1st Mayor of Murray, Utah
- In office January 1, 1902 – December 31, 1903
- Preceded by: New Office
- Succeeded by: Joseph Stratton

Personal details
- Born: November 29, 1848 Council Bluffs, Iowa
- Died: March 9, 1925 (aged 76) Murray, Utah
- Spouse: Harriet Taft
- Children: 2

= Chillion L. Miller =

American politician

Chillion Letts "C.L." Miller was the first elected mayor of Murray, Utah from 1902 to 1903. Serving along with him were as City Recorder M.A. Williamsun and Councilmen James Gilbert, Reynolds Cahoon, Arthur E. White, Herbert S. Sanders and William Mccleary. Mayor Miller's term may well be called a period of organization. There were many offices and committees to be created to comply with law and to properly supervise the business interests of the city.

There were committees organized for municipal law, streets, licenses and franchises, public grounds, sanitary regulations, and public ordinances. On September 1, 1903, a committee was appointed with H. S. Sanders as chairman and Reynolds Cahoon and James Gilbert as members to investigate the matter of establishing a precinct in Murray city.
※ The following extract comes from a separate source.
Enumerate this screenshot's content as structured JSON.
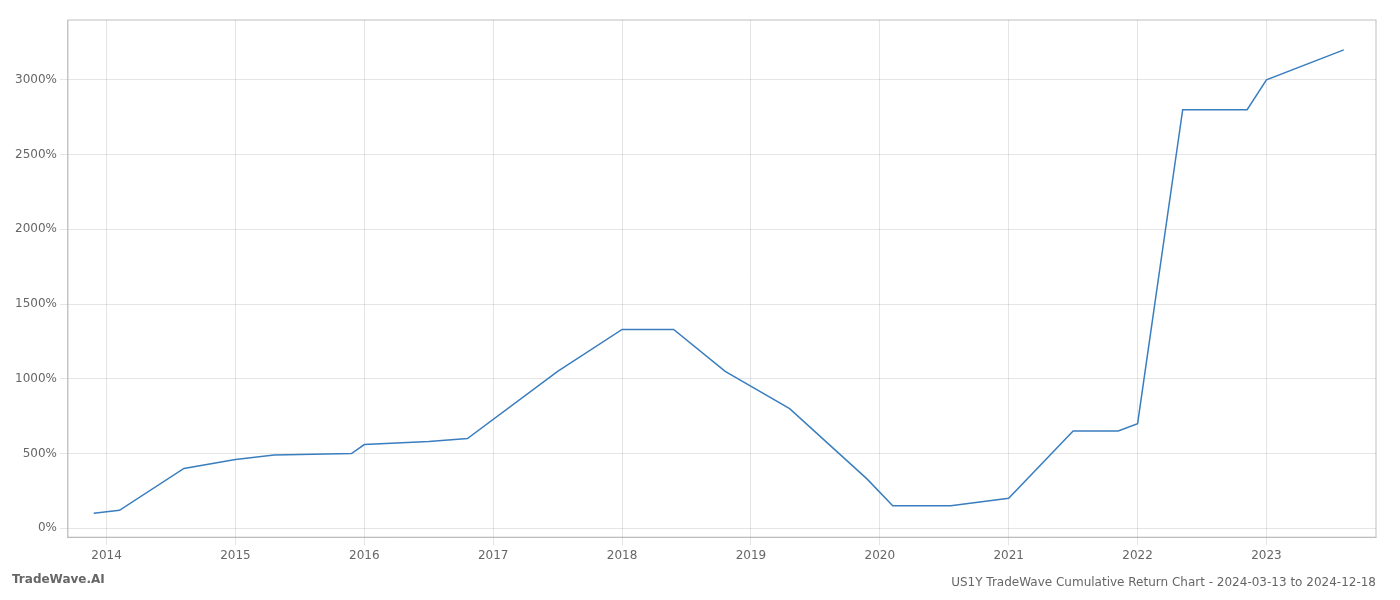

A large number of ordinances were drawn up, sixteen of which were passed and adopted among these were ordinances on general provisions, one setting forth the duties of city officers, one on misdemeanors, one setting salaries, a franchise to the Rocky Mountain Bell Telephone company, two on dog licenses and dog taxes, one on curfew, one pertaining to railroads and other ordinances relating to nuisances, private boarding houses, bicycle riding, and one establishing the boundary line of State Street.